Using Deception to Fix the Fight
Written by: Tony Cole, Attivo Networks CTO – I spoke with a CISO the other day that I’ve known for a long time about Deception Technology and asked him why he has yet to give it a try. His response? I don’t think deception is a good fit for an enterprise. My response was, “Huh? Why is that?” He said that he likes a well-structured environment and feels that today they have a good grip on what their assets are and what is of importance. He was concerned that adding something in like Deception would change all of that up with a more fluid environment and they would lose control. His response certainly surprised me. I asked him if he was under attack and he said, “Yes, every day.” I then asked if any of those attacks had been successful, and he said, “Yes, a number of them.” I followed up by inquiring if, during these attacks, the adversaries utilized deception as a tactic? He sat there for a second staring at his cup of coffee and within a few moments I saw a light switch on in his brain. He said, “Uh, yeah, every single time.” Suddenly he was a CISO interested in learning more about Deception and how the tables could be turned on attackers.
Today, most enterprises are in a defensive posture, trying to stop cyber-attackers twenty-four hours a day, seven days a week, three-hundred and sixty-five days a year.
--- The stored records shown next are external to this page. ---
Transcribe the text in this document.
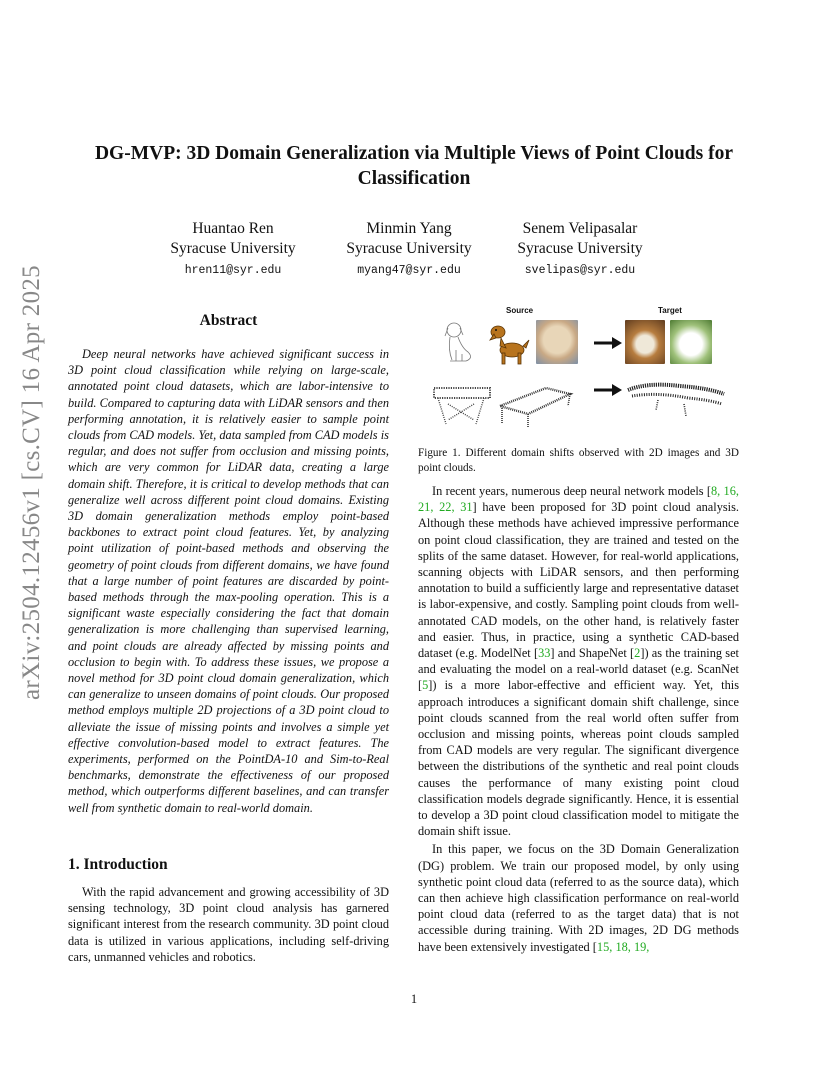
arXiv:2504.12456v1 [cs.CV] 16 Apr 2025
DG-MVP: 3D Domain Generalization via Multiple Views of Point Clouds for Classification
Huantao Ren
Syracuse University
hren11@syr.edu
Minmin Yang
Syracuse University
myang47@syr.edu
Senem Velipasalar
Syracuse University
svelipas@syr.edu
Abstract
Deep neural networks have achieved significant success in 3D point cloud classification while relying on large-scale, annotated point cloud datasets, which are labor-intensive to build. Compared to capturing data with LiDAR sensors and then performing annotation, it is relatively easier to sample point clouds from CAD models. Yet, data sampled from CAD models is regular, and does not suffer from occlusion and missing points, which are very common for LiDAR data, creating a large domain shift. Therefore, it is critical to develop methods that can generalize well across different point cloud domains. Existing 3D domain generalization methods employ point-based backbones to extract point cloud features. Yet, by analyzing point utilization of point-based methods and observing the geometry of point clouds from different domains, we have found that a large number of point features are discarded by point-based methods through the max-pooling operation. This is a significant waste especially considering the fact that domain generalization is more challenging than supervised learning, and point clouds are already affected by missing points and occlusion to begin with. To address these issues, we propose a novel method for 3D point cloud domain generalization, which can generalize to unseen domains of point clouds. Our proposed method employs multiple 2D projections of a 3D point cloud to alleviate the issue of missing points and involves a simple yet effective convolution-based model to extract features. The experiments, performed on the PointDA-10 and Sim-to-Real benchmarks, demonstrate the effectiveness of our proposed method, which outperforms different baselines, and can transfer well from synthetic domain to real-world domain.
1. Introduction
With the rapid advancement and growing accessibility of 3D sensing technology, 3D point cloud analysis has garnered significant interest from the research community. 3D point cloud data is utilized in various applications, including self-driving cars, unmanned vehicles and robotics.
Source	Target
Figure 1. Different domain shifts observed with 2D images and 3D point clouds.

In recent years, numerous deep neural network models [8, 16, 21, 22, 31] have been proposed for 3D point cloud analysis. Although these methods have achieved impressive performance on point cloud classification, they are trained and tested on the splits of the same dataset. However, for real-world applications, scanning objects with LiDAR sensors, and then performing annotation to build a sufficiently large and representative dataset is labor-expensive, and costly. Sampling point clouds from well-annotated CAD models, on the other hand, is relatively faster and easier. Thus, in practice, using a synthetic CAD-based dataset (e.g. ModelNet [33] and ShapeNet [2]) as the training set and evaluating the model on a real-world dataset (e.g. ScanNet [5]) is a more labor-effective and efficient way. Yet, this approach introduces a significant domain shift challenge, since point clouds scanned from the real world often suffer from occlusion and missing points, whereas point clouds sampled from CAD models are very regular. The significant divergence between the distributions of the synthetic and real point clouds causes the performance of many existing point cloud classification models degrade significantly. Hence, it is essential to develop a 3D point cloud classification model to mitigate the domain shift issue.

In this paper, we focus on the 3D Domain Generalization (DG) problem. We train our proposed model, by only using synthetic point cloud data (referred to as the source data), which can then achieve high classification performance on real-world point cloud data (referred to as the target data) that is not accessible during training. With 2D images, 2D DG methods have been extensively investigated [15, 18, 19,

1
The attacker only needs one minute when no one is looking and where a single defensive gap exists to get their foot in the door. Let’s look at this through the lens of a sports analogy (this same CISO is a major boxing and UFC fan).
Imagine you are at your own home ring for a fight. The match starts, only it isn’t announced and your opponent slides quietly into your ring and hits you in the back of your head when you aren’t looking. Yes, he isn’t bound by any rules. You try to turn and attempt to block each punch. You don’t hit back because you’re not allowed to hit back. Oh, did I mention that you can’t move either since your feet are stuck to the floor? So, your job is to stay in one spot and try to block punches while your opponent moves around YOUR ring and hits you at their leisure. Think you can win that way? Punch/block. Punch/block. Punch/attempted block, you missed that one. Your head is now ringing and bingo we have a compromise.
A completely reactive and defensive posture with almost entirely preventative tools is doomed to fail and will suffer compromise sooner or later. In most cases, sooner, and frequently. We need to learn our lessons and implement the same tactics the adversaries use. Let’s look at our boxing match again.
You’re in your home ring practicing. An opponent seems to slip silently into the ring, or so he thinks. He hits you in the back of the head, repeatedly. What he doesn’t know is that it isn’t really you. It’s a decoy and in reality, you are standing behind him watching and studying all of his moves. You now have the ability to move around the ring, counter his punches and punch back. It is your ring after all, not his. All the while, capturing the data and utilizing it to update your repertoire to ensure his tactics will never work in your ring again.
Deception technology allows you to turn the tables on the cyber-attacker. Adversaries typically begin to use it against you as soon as they finish their reconnaissance and begin direct interaction with your company. Social Engineering is based on deception, spearphishing is based on deception, waterhole attacks are based on deception. Most attacks pretend to be something else and utilize deception to fool people into taking an action that compromises their system. Why isn’t everyone utilizing deception to counter these attacks? Let’s let the adversary guess what is real and what isn’t. Thankfully the trend has started to significantly change, as security professionals have begun to understand the benefits of a deceptive platform in countering the wily cyber-adversary. Deception technology provides the platform needed to easily execute an active defense strategy. By deploying deception-based technology as a detection mechanism throughout the network stack, companies achieve efficient detection for every threat vector and every phase of the attack. Utilizing high-interaction decoys and lures, deception deceives attackers into revealing themselves, their tactics, tools, and processes, and helps you close those now identified detection gaps on threats that have, in the past, evaded your security controls.
It’s time we take control of our own ring (enterprise) with an active defense strategy utilizing deception. Cyber-defenders are always under attack and end up taking a lot of beatings on a daily basis. It’s time we make a change. No more standing idly by while getting repeatedly punched in the face.